Parce qu’ils prétendent combattre aujourd’hui à Paris des terroristes qu’ils soutenaient hier à Damas, les dirigeants de la France ont cru se refaire une virginité en se mêlant à la foule immense de ceux qui ont clamé, sur le pavé de nos villes, leur refus de la haine. Rivalisant en proclamations grandiloquentes, ils ont étalé leur autosatisfaction devant les caméras, comme si cette victoire massive du bon sens était la leur, le tout, comble du grotesque, en compagnie des tortionnaires de la Palestine. Peine perdue : dans la chaîne des responsabilités qui ont conduit au crime terroriste du 7 janvier, c’est hélas l’incroyable cynisme des dirigeants français qui constitue le troisième chaînon.

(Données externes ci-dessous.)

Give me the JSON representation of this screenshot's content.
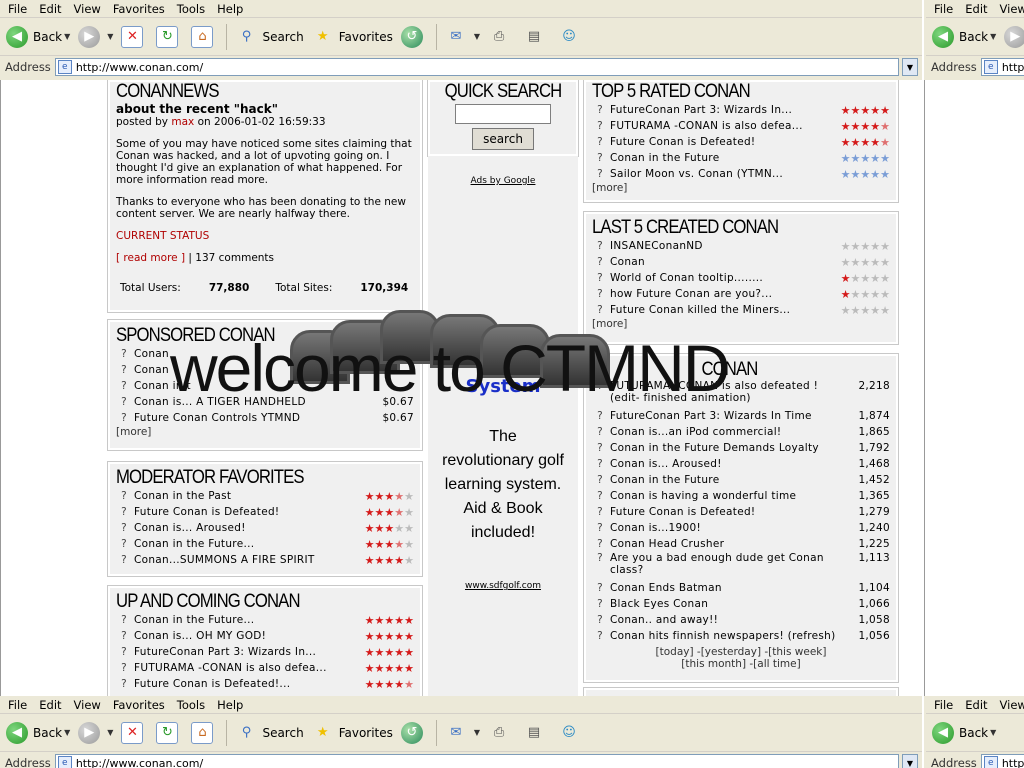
{
  "browser": {
    "menu": [
      "File",
      "Edit",
      "View",
      "Favorites",
      "Tools",
      "Help"
    ],
    "toolbar": {
      "back": "Back",
      "search": "Search",
      "favorites": "Favorites"
    },
    "address_label": "Address",
    "url": "http://www.conan.com/",
    "mirror_menu": [
      "File",
      "Edit",
      "View"
    ],
    "mirror_back": "Back",
    "mirror_address_label": "Address",
    "mirror_url": "http://"
  },
  "news": {
    "title": "CONANNEWS",
    "headline": "about the recent \"hack\"",
    "posted_by_prefix": "posted by",
    "author": "max",
    "posted_on": "on 2006-01-02 16:59:33",
    "para1": "Some of you may have noticed some sites claiming that Conan was hacked, and a lot of upvoting going on. I thought I'd give an explanation of what happened. For more information read more.",
    "para2": "Thanks to everyone who has been donating to the new content server. We are nearly halfway there.",
    "status": "CURRENT STATUS",
    "read_more": "[ read more ]",
    "comments": "| 137 comments",
    "total_users_label": "Total Users:",
    "total_users": "77,880",
    "total_sites_label": "Total Sites:",
    "total_sites": "170,394"
  },
  "quick_search": {
    "title": "QUICK SEARCH",
    "button": "search"
  },
  "ads": {
    "label": "Ads by Google",
    "system": "System",
    "description": "The revolutionary golf learning system. Aid & Book included!",
    "url": "www.sdfgolf.com"
  },
  "overlay_text": "welcome to CTMND",
  "sponsored": {
    "title": "SPONSORED CONAN",
    "items": [
      {
        "q": "?",
        "title": "Conan",
        "price": ""
      },
      {
        "q": "?",
        "title": "Conan",
        "price": ""
      },
      {
        "q": "?",
        "title": "Conan in t",
        "price": ""
      },
      {
        "q": "?",
        "title": "Conan is... A TIGER HANDHELD",
        "price": "$0.67"
      },
      {
        "q": "?",
        "title": "Future Conan Controls YTMND",
        "price": "$0.67"
      }
    ],
    "more": "[more]"
  },
  "moderator": {
    "title": "MODERATOR FAVORITES",
    "items": [
      {
        "q": "?",
        "title": "Conan in the Past",
        "rating": 3.5
      },
      {
        "q": "?",
        "title": "Future Conan is Defeated!",
        "rating": 3.5
      },
      {
        "q": "?",
        "title": "Conan is... Aroused!",
        "rating": 3
      },
      {
        "q": "?",
        "title": "Conan in the Future...",
        "rating": 3.5
      },
      {
        "q": "?",
        "title": "Conan...SUMMONS A FIRE SPIRIT",
        "rating": 4
      }
    ]
  },
  "upcoming": {
    "title": "UP AND COMING CONAN",
    "items": [
      {
        "q": "?",
        "title": "Conan in the Future...",
        "rating": 5
      },
      {
        "q": "?",
        "title": "Conan is... OH MY GOD!",
        "rating": 5
      },
      {
        "q": "?",
        "title": "FutureConan Part 3: Wizards In...",
        "rating": 5
      },
      {
        "q": "?",
        "title": "FUTURAMA -CONAN is also defea...",
        "rating": 5
      },
      {
        "q": "?",
        "title": "Future Conan is Defeated!...",
        "rating": 4.5
      }
    ]
  },
  "top5": {
    "title": "TOP 5 RATED CONAN",
    "items": [
      {
        "q": "?",
        "title": "FutureConan Part 3: Wizards In...",
        "rating": 5,
        "color": "#d41a1a"
      },
      {
        "q": "?",
        "title": "FUTURAMA -CONAN is also defea...",
        "rating": 4.5,
        "color": "#d41a1a"
      },
      {
        "q": "?",
        "title": "Future Conan is Defeated!",
        "rating": 4.5,
        "color": "#d41a1a"
      },
      {
        "q": "?",
        "title": "Conan in the Future",
        "rating": 5,
        "color": "#7a9dd6"
      },
      {
        "q": "?",
        "title": "Sailor Moon vs. Conan  (YTMN...",
        "rating": 5,
        "color": "#7a9dd6"
      }
    ],
    "more": "[more]"
  },
  "last5": {
    "title": "LAST 5 CREATED CONAN",
    "items": [
      {
        "q": "?",
        "title": "INSANEConanND",
        "rating": 0
      },
      {
        "q": "?",
        "title": "Conan",
        "rating": 0
      },
      {
        "q": "?",
        "title": "World of Conan tooltip........",
        "rating": 1
      },
      {
        "q": "?",
        "title": "how Future Conan are you?...",
        "rating": 1
      },
      {
        "q": "?",
        "title": "Future Conan killed the Miners...",
        "rating": 0
      }
    ],
    "more": "[more]"
  },
  "popular": {
    "title": "CONAN",
    "items": [
      {
        "q": "?",
        "title": "FUTURAMA -CONAN is also defeated ! (edit- finished animation)",
        "count": "2,218"
      },
      {
        "q": "?",
        "title": "FutureConan Part 3: Wizards In Time",
        "count": "1,874"
      },
      {
        "q": "?",
        "title": "Conan is...an iPod commercial!",
        "count": "1,865"
      },
      {
        "q": "?",
        "title": "Conan in the Future Demands Loyalty",
        "count": "1,792"
      },
      {
        "q": "?",
        "title": "Conan is... Aroused!",
        "count": "1,468"
      },
      {
        "q": "?",
        "title": "Conan in the Future",
        "count": "1,452"
      },
      {
        "q": "?",
        "title": "Conan is having a wonderful time",
        "count": "1,365"
      },
      {
        "q": "?",
        "title": "Future Conan is Defeated!",
        "count": "1,279"
      },
      {
        "q": "?",
        "title": "Conan is...1900!",
        "count": "1,240"
      },
      {
        "q": "?",
        "title": "Conan Head Crusher",
        "count": "1,225"
      },
      {
        "q": "?",
        "title": "Are you a bad enough dude get Conan class?",
        "count": "1,113"
      },
      {
        "q": "?",
        "title": "Conan Ends Batman",
        "count": "1,104"
      },
      {
        "q": "?",
        "title": "Black Eyes Conan",
        "count": "1,066"
      },
      {
        "q": "?",
        "title": "Conan.. and away!!",
        "count": "1,058"
      },
      {
        "q": "?",
        "title": "Conan hits finnish newspapers! (refresh)",
        "count": "1,056"
      }
    ],
    "periods_line1": "[today] -[yesterday] -[this week]",
    "periods_line2": "[this month] -[all time]"
  },
  "colors": {
    "star_red": "#d41a1a",
    "star_blue": "#7a9dd6",
    "star_off": "#bbbbbb",
    "link_red": "#b00000",
    "ad_blue": "#1a2fc8"
  }
}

Bruno Guigue | 13 janvier 2015
[1] Voir : La farce tragique de l’Etat islamique :  http://arretsurinfo.ch/la-farce-tragique-de-letat-islamique/
Normalien, énarque, Bruno Guigue est aujourd’hui professeur de philosophie, auteur de plusieurs ouvrages, dont « Aux origines du conflit israélo-arabe, l’invisible remords de l’Occident » (L’Harmattan, 2002).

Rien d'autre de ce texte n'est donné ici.